The summer uprisings shadowed the 2002 and millions of people who were on the roads were shouting, “kaun kare ga tarjumani, Syed Ali Shah Geelani”. The other one I remember was, ‘is paar be leinge azaadi, us paar bi leinge azaadi”. The scenes were such effective that many elderly people I heard whispering that ‘We are free from the Indian occupation’. What went wrong, we will discuss it some other day.

Now when this time the election campaigning is in full bloom, the people I guess are the same, only the slogans have changed. The PDP rallies were shouting, ‘Yeli yi Mufti, teli chaeli sakhti’ (Mufti will come, difficulties will go), waving same MUF’s symbol.

While NC rallies were reverberating with, ‘Jeet hamari Insha Allah, Dushman Haeri Insha Allah,’ (Victory is ours, enemy will lose), again a MUF’s slogan of late eighties. Didn’t we had a single party to carry legacy forward, but NC?

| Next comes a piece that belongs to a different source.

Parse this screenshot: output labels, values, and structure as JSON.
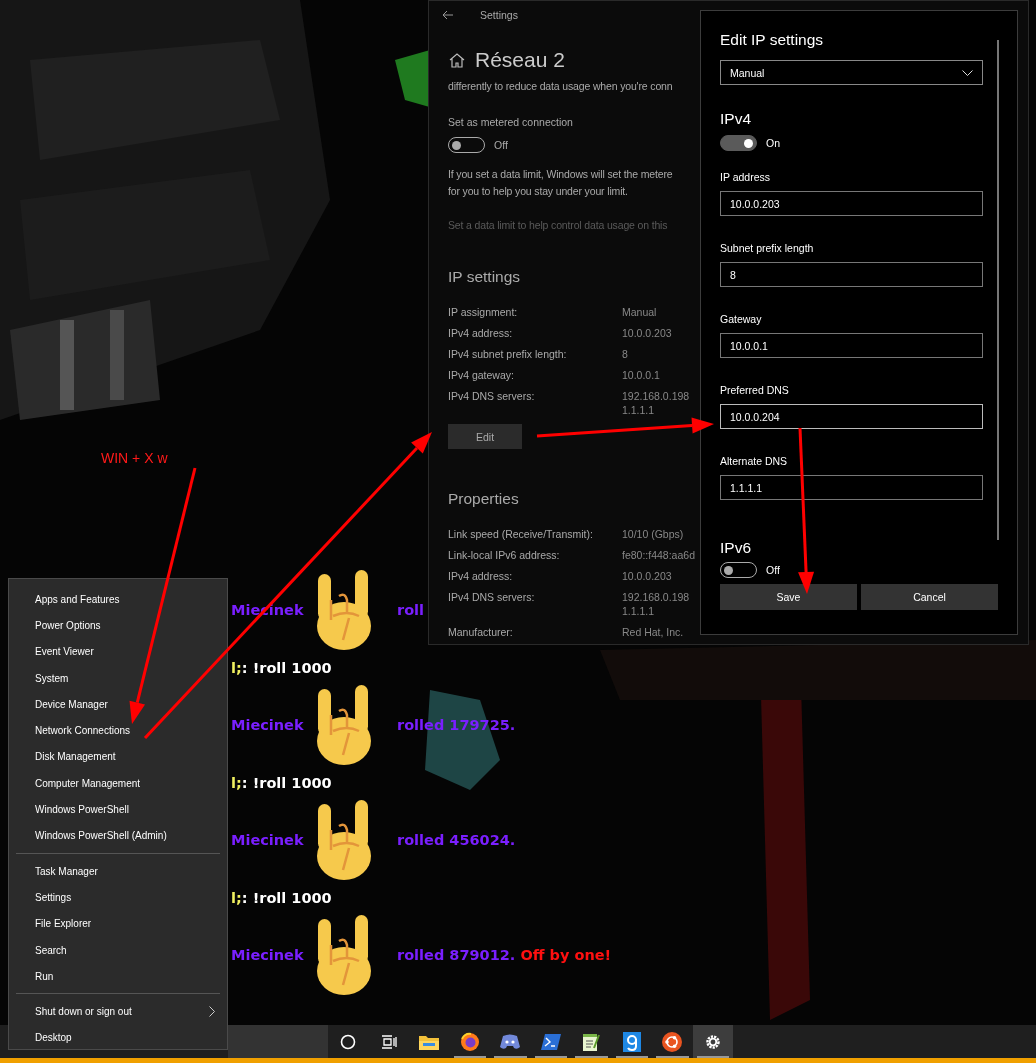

The times have changed, so have the slogans. But irony is what we are up to as a collective society. We are being fed like animals and made to dance on their tunes. Do we really mean what we shout or it is just momentarily to cheer up ‘leaders’. Slogans do make nations to stand in uniformity and not change as and when the wind changes. Do we really have one slogan which we can preserve throughout the generations? Can’t we give one slogan as a tribute to those who laid down their lives? Or else we continue to be tamed for the ‘larger good’ of our oppressors.